The function simple_pattern analyzes a sequence of timestamped events and detects occurrences of a specific pattern: A → B → A. The code:

  • Maintains a sliding window of the last 3 events

  • Looks for the exact sequence: A, then B, then A

  • When this pattern is found, it captures those 3 events as a match


How it works:

  1. Initialize: Sets up empty arrays and defines the target pattern ['A', 'B', 'A']

  2. Process: For each new event:

    1. Adds it to the events history

    2. Checks if the last 3 events match the A-B-A pattern

    3. If matched, stores the matching events as JSON

  3. Finalize: Returns all detected pattern matches and resets for next use


Note, the has_customized_emit will let the UDF control when to emit the result, when the has_customized_emit is set to true, it will only emit when the return of process is not 0.
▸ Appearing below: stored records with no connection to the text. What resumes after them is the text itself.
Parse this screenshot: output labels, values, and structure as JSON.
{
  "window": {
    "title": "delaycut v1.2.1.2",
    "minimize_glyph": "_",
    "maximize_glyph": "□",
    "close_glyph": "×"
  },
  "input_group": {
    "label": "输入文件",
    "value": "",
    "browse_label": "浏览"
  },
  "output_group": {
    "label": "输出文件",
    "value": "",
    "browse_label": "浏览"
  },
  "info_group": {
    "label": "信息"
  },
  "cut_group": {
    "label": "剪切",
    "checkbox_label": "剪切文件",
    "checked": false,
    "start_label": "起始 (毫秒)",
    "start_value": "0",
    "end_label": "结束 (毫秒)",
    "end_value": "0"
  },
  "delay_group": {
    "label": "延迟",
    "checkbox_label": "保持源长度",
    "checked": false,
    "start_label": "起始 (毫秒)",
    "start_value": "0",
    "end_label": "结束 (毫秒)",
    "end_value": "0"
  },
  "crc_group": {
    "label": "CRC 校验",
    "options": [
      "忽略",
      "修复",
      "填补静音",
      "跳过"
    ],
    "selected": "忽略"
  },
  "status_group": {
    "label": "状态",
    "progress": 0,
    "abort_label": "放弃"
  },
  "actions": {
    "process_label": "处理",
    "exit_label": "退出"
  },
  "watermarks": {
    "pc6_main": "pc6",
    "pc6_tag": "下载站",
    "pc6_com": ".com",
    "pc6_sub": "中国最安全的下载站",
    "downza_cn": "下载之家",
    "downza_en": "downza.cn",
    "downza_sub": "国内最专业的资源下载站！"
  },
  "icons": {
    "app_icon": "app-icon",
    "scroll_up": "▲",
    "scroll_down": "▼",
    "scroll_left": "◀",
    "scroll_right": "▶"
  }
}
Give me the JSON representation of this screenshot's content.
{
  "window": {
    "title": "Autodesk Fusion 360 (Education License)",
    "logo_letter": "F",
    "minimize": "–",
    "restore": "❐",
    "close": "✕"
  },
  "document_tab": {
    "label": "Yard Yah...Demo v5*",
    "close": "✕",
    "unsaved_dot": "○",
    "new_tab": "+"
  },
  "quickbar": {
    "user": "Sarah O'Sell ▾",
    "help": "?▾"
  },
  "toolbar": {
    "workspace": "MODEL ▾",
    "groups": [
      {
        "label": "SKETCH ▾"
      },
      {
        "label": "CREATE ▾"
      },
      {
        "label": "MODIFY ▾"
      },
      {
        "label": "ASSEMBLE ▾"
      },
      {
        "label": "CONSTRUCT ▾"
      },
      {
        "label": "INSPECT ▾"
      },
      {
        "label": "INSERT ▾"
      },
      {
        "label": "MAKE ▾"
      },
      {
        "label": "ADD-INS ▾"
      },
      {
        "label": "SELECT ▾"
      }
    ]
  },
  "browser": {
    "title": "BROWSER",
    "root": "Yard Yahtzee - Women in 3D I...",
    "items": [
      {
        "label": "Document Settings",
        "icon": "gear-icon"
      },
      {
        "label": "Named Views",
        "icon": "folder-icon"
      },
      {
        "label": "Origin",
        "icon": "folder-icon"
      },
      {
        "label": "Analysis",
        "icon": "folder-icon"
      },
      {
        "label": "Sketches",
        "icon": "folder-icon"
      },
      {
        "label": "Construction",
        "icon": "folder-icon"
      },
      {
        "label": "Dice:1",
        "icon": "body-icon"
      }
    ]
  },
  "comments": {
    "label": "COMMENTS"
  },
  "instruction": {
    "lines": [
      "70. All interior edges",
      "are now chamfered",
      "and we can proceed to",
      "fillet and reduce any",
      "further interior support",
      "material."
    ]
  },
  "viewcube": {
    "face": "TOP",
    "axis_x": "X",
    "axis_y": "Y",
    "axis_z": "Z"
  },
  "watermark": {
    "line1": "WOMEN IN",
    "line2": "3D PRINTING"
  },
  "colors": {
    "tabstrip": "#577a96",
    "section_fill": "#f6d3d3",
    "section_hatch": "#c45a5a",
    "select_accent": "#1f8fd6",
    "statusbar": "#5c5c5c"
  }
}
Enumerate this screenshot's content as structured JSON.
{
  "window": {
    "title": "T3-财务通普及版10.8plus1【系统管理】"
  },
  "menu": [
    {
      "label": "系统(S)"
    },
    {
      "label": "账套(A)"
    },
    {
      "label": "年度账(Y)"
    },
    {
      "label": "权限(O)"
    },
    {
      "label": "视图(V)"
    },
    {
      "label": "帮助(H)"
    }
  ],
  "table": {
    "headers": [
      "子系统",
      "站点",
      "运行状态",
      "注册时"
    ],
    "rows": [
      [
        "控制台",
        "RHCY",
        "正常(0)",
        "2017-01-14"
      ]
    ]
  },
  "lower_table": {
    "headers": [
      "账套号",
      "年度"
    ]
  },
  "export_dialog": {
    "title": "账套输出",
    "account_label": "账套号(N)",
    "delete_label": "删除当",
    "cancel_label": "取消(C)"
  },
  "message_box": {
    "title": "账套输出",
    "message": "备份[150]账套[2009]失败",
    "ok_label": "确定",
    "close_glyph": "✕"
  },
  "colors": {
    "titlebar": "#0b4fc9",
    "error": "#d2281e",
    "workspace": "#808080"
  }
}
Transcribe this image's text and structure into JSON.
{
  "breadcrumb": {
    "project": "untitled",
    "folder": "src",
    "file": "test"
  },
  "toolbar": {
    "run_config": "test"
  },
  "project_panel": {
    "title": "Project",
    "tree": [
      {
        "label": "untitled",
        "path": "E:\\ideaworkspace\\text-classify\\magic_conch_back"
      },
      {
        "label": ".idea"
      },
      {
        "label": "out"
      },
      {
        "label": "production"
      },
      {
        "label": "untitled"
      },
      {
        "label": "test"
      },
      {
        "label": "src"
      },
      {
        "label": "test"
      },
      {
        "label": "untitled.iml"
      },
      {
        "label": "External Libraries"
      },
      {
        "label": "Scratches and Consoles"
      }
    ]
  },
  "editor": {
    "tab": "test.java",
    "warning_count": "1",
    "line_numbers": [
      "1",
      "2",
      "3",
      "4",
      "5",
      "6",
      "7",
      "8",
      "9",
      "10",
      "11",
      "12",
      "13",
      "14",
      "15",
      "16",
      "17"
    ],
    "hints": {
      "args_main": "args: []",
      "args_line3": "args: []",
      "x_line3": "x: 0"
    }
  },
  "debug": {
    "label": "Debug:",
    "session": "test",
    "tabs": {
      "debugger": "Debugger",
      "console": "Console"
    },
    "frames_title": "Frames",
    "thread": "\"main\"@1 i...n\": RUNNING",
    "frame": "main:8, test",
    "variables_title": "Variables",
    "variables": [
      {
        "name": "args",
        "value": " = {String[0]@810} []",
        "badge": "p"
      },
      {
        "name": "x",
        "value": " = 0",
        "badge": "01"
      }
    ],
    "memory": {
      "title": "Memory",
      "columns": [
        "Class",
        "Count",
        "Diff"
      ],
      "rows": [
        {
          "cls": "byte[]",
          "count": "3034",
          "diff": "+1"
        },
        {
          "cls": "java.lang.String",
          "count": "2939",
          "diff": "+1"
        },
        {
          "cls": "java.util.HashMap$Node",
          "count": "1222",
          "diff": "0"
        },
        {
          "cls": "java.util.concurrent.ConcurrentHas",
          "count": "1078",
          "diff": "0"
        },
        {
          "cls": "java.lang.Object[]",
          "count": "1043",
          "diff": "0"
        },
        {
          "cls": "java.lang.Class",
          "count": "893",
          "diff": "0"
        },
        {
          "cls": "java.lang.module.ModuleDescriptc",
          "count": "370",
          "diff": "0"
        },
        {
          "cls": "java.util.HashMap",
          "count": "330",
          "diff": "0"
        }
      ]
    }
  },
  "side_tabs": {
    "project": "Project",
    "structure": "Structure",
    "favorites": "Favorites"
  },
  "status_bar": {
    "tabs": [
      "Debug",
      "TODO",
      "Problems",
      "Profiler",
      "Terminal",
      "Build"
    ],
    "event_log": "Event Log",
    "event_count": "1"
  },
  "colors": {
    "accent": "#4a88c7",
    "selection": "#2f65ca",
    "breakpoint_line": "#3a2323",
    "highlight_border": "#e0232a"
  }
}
User can test this CEP UDF using the following SQL:

CREATE RANDOM STREAM cep_test_stream
(
 'time' datetime64(3) DEFAULT now64(),
 'event' string DEFAULT array_element(['A', 'B', 'C'], (rand() % 3) + 1)
)
SETTINGS eps = 5;

SELECT cep_simple_pattern(time, event) FROM cep_test_stream;

[{"time":"2025-06-27T21:44:03.757Z","event":"A"},{"time":"2025-06-27T21:44:04.757Z","event":"B"},{"time":"2025-06-27T21:44:04.757Z","event":"A"}]
[{"time":"2025-06-27T21:44:05.757Z","event":"A"},{"time":"2025-06-27T21:44:06.757Z","event":"B"},{"time":"2025-06-27T21:44:06.757Z","event":"A"}]
[{"time":"2025-06-27T21:44:17.757Z","event":"A"},{"time":"2025-06-27T21:44:17.757Z","event":"B"},{"time":"2025-06-27T21:44:17.757Z","event":"A"}]

The random stream will generate event data randomly from A,B,C with 5 events per second.  And when running the real time query, you can see if the event sequence follows the pattern A B A, a result of the match sequence will be emitted from the query.


This UDF is a very simple one but is a good starting point to build real time CEP applications. But what is the GAP compared to a production ready CEP system?


  • Supports multiple concurrent patterns instead a fixed simple pattern

  • Supports more pattern types, instead of sequence, there are threshold, absence, alternating or event customer defined pattern

  • Advanced state management, such as using Finite State Machine (FSM) or Time window to manage different state and state transitions.


Here, I have a more advanced example for you to reference: https://gist.github.com/gangtao/44fce0d019be441f94e19503c0923cf7 


As demonstrated in this example, we have extended our capabilities to include more advanced pattern detection, leveraging a finite state machine (FSM) for efficient handling.


Sequence Patterns

Ordered event chains (A→B→A)

// States: WAITING_FOR_STEP_0, WAITING_FOR_STEP_1, ..., WAITING_FOR_STEP_N, COMPLETED
// Events: Matching event, Non-matching event, Timeout

State: { currentStep: 0, matchedEvents: [], lastEventTime: null }

Transitions:
- WAITING_FOR_STEP_0 + correct_event → WAITING_FOR_STEP_1
- WAITING_FOR_STEP_1 + correct_event → WAITING_FOR_STEP_2  
- WAITING_FOR_STEP_N + correct_event → COMPLETED (emit pattern)
- ANY_STATE + wrong_event → RESET to WAITING_FOR_STEP_0
- ANY_STATE + timeout → RESET to WAITING_FOR_STEP_0

Threshold Patterns

Count-based detection (≥3 A's within 5 seconds)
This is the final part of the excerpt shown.